Two cylinders of the same dimensions and equal masses are released simultaneously from the top of an incline. The surface properties of the two cylinders are identical. Both cylinders start rolling down without slipping. These cylinders reach the bottom of incline at different times. Why the cylinders take different time to reach the bottom?

**Question 1:**
The cylinders and inclined plane are made up of non-magnetic material. The surface properties of the two cylinders are indentical. The time taken by the two cylinders to reach the ground varies with change in inclination angle. The time taken is more for larger inclination angle or smaller inclination angle?

**Question 2:**
The yellow color cylinder takes lesser time in comparison to the time taken by the blue color cylinder. Explain in detail?

**Answer:**
The coefficient of friction for the two cylinders is equal because they have identical surface properties.

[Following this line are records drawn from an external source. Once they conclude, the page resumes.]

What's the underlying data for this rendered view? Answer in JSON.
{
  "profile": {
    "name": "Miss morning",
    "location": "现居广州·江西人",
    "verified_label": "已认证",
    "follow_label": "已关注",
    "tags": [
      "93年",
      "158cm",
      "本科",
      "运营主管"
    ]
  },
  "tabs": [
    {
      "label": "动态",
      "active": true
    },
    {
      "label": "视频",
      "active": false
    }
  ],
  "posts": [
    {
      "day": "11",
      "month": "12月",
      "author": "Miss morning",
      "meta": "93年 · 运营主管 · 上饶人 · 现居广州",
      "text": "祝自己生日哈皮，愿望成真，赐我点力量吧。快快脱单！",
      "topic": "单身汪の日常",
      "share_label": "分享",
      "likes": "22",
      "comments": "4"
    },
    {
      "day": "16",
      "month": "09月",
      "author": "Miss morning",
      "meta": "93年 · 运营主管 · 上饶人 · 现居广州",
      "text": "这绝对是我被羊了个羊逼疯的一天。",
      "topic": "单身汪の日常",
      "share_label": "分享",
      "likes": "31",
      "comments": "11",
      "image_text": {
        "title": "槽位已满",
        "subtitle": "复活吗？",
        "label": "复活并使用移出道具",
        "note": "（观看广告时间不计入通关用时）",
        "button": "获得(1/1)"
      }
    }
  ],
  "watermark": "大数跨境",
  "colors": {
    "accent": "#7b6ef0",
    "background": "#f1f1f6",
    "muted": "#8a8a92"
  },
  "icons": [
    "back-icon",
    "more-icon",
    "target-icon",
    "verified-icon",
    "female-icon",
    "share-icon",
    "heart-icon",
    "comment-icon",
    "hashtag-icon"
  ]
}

The mass distribution in the two cylinders is different. The yellow cylinder P has most of its mass concentrated near its surface while the blue cylinder Q has most of its mass concentrated near its axis. The moment of inertia (about the cylinder axis) of the yellow cylinder is more than that of the blue cylinder i.e., $I_P > I_Q$. The difference in moment of inertia makes the cylinders to move with different accelerations.

The forces acting on the cylinder are weight $mg$, normal reaction $N$, and frictional force $f$ (see figure). Let $r$ be the radius of the cylinder. The torque about centre of mass is related to the angular acceleration $\alpha$ by, \begin{align} \tau=rf=I\alpha. \end{align} The force along the inclined plane is related to the linear acceleration $a$ of the centre of mass by \begin{align} mg\sin\theta-f=ma. \end{align} In case of rolling without slipping, \begin{align} a = \alpha r. \end{align} Solve the above equations to get \begin{align} a=\frac{g\sin\theta}{1+I/(mr^2)} \end{align}

The acceleration of the centre of mass increases with the inclination angle $\theta$. Thus, the cylinder take lesser time to reach the bottom when inclination angle is increased.

The acceleration also depends on the moment of inertia. Thus $a_P < a_Q$ because $I_P > I_Q$. Hence, P reaches the ground latter, it will have lesser velocity $v$, lesser angular velocity ($\omega = v/r$) and lesser translational kinetic energy.

I encourage you to use energy method to arrive at these results. This demonstration is based on the IIT JEE 2012 problem on rotational mechanics.